天師的眼睛猛地瞪大,
「你怎麼會不受傀儡符影響!」
容珩負手身後,揚起了下顎:」讓你失望了。」
這笑意,在他眼中簡直就是無盡的挑釁,天師怒從心起指揮虎妖。
他怒:「給我殺了他們!」
虎妖扯著嗓子嘶吼,咆哮聲響徹天際。
鳴棲眼眸閃過一絲狡猾。
天師愣了愣
下一刻,沒想到,身旁一直乖順的虎妖竟然衝著他張開獠牙,咬在他的臂膀,生生撕扯下一塊血肉!
倏地,他痛得撕心裂肺!
「啊啊啊,孽畜,你做什麼。
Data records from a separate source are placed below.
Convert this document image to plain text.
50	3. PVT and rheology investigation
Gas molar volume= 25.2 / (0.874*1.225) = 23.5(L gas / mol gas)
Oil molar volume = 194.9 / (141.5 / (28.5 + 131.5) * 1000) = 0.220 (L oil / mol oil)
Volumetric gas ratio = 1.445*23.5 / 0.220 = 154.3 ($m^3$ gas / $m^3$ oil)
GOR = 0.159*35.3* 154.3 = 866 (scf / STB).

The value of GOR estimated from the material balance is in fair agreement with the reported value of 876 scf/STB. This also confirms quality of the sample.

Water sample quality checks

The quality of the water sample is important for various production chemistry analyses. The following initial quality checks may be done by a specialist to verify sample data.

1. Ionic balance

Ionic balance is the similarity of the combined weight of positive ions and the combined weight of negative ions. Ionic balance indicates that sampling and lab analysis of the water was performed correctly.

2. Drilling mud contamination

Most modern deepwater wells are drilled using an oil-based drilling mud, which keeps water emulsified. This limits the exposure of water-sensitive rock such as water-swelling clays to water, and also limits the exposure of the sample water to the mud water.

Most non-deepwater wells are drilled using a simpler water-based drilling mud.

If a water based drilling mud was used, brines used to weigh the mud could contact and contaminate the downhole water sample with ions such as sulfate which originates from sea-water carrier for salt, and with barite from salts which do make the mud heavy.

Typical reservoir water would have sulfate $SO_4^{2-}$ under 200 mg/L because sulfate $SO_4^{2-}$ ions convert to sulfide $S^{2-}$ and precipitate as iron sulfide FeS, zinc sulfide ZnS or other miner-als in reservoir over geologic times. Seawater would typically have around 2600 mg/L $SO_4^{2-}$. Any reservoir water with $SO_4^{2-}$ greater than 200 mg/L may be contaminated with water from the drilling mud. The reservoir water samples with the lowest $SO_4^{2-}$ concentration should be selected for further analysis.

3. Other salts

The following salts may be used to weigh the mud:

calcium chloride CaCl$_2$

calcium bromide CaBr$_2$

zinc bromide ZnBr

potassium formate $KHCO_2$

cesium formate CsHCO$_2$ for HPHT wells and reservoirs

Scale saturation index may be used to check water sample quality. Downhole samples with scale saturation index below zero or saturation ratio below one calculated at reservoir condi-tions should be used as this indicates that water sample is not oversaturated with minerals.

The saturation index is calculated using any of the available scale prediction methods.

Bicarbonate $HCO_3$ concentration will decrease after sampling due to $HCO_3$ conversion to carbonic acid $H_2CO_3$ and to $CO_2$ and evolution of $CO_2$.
」
虎妖被他甩了出去,一口吐掉了撕扯下的肉塊,鮮血從它齒縫緩緩流下,雙眼流露出憤怒的猩紅。
天師一愣,在鳴棲狡黠的眼神下,他忽然意識到
根本就沒有什麼血契。
她在騙他,她定然是跟這兩隻妖達成了什麼共識,串通欺騙他。
他中計了,徹徹底底!
「你們去死……」
天師眉眼張揚,胸腔之中的怒火升騰而起,他一掌劈中了虎妖,虎妖的身體隨之下落,跌進了水中,掙紮起來。
鳴棲指尖輕輕一點,桎梏樹妖的牢籠被打開。
樹妖小心翼翼走出,輕抬纖枝,枯木抽芽,舒展而來,將虎妖從水中撈起來。
鳴棲指尖一亮,高聲道:「爾等還在等什麼。」
瞬間,囚籠的門一一打開
眾妖忽而看到了求生的渴望,撕扯著喉嚨,尖叫起來。
「反了你們!」
天師看著這些被他抽得半死的妖,居然一個個逃出囚籠,在地底橫衝直撞,對他虎視眈眈,那仇視的目光,幾乎想將他生吞活剝。
他捂住受傷的皮膚,意識到這裡不能久留!
他咬緊牙關,掌心亮起符咒,一簇火光升騰。
「既然如此便一同毀了」
樹妖被烈火燎了一瞬,驚恐萬狀,枝椏化成盾牌,將眾人圈在中心,以免火海侵襲。
鳴棲穿透樹椏,突然意識到:「糟了,他要炸了這裡。」
虎妖大聲吼道:」快跑!」
」轟隆——」
身後的爆炸聲不絕於耳,怎麼也壓不住他此刻的滿腔憤怒。
天師緊咬牙齒,摁開地底暗門。
傷口撕扯著他的思緒,鮮血沿著手臂和脖子不住地流淌,他飛速從懷中掏出丹藥,揚起脖子囫圇吞咽。
暗門關上的那一剎那,他閃身而出。
猶沉浸在鳴棲對他的欺騙當中,氣的雙拳狠狠砸向門框。
「賤人!」
邊走邊罵:「到底是什麼人,為何能三番兩次在我術法下逃脫!」
直到跌跌撞撞而出,陽光落在了他的臉上,他才深深吸氣,試圖恢復情緒。
「大周不能再留了「
腳下震動,無極閣應當已經被炸毀。
他殺了太子,數年來抓的妖也葬身地底。
八年籌謀功虧一簣。
無論如何,大周督察司亦非草包,早有一日會查到這裡。
他片刻不得耽誤,必得趕緊離開大周!
只能蟄伏再圖來日。
可沒想到
天師踏出無極閣門的一剎那。
」站住!」
無數道長矛直指他的脖頸!
他猛地一滯,呼吸幾乎停止。
」天師,我等在此久等,你還想去哪?」
六皇子容時與四皇子容旭雙雙穿過禁軍而出,一眼便看到了渾身是血的天師
一人眼中慍色漸濃。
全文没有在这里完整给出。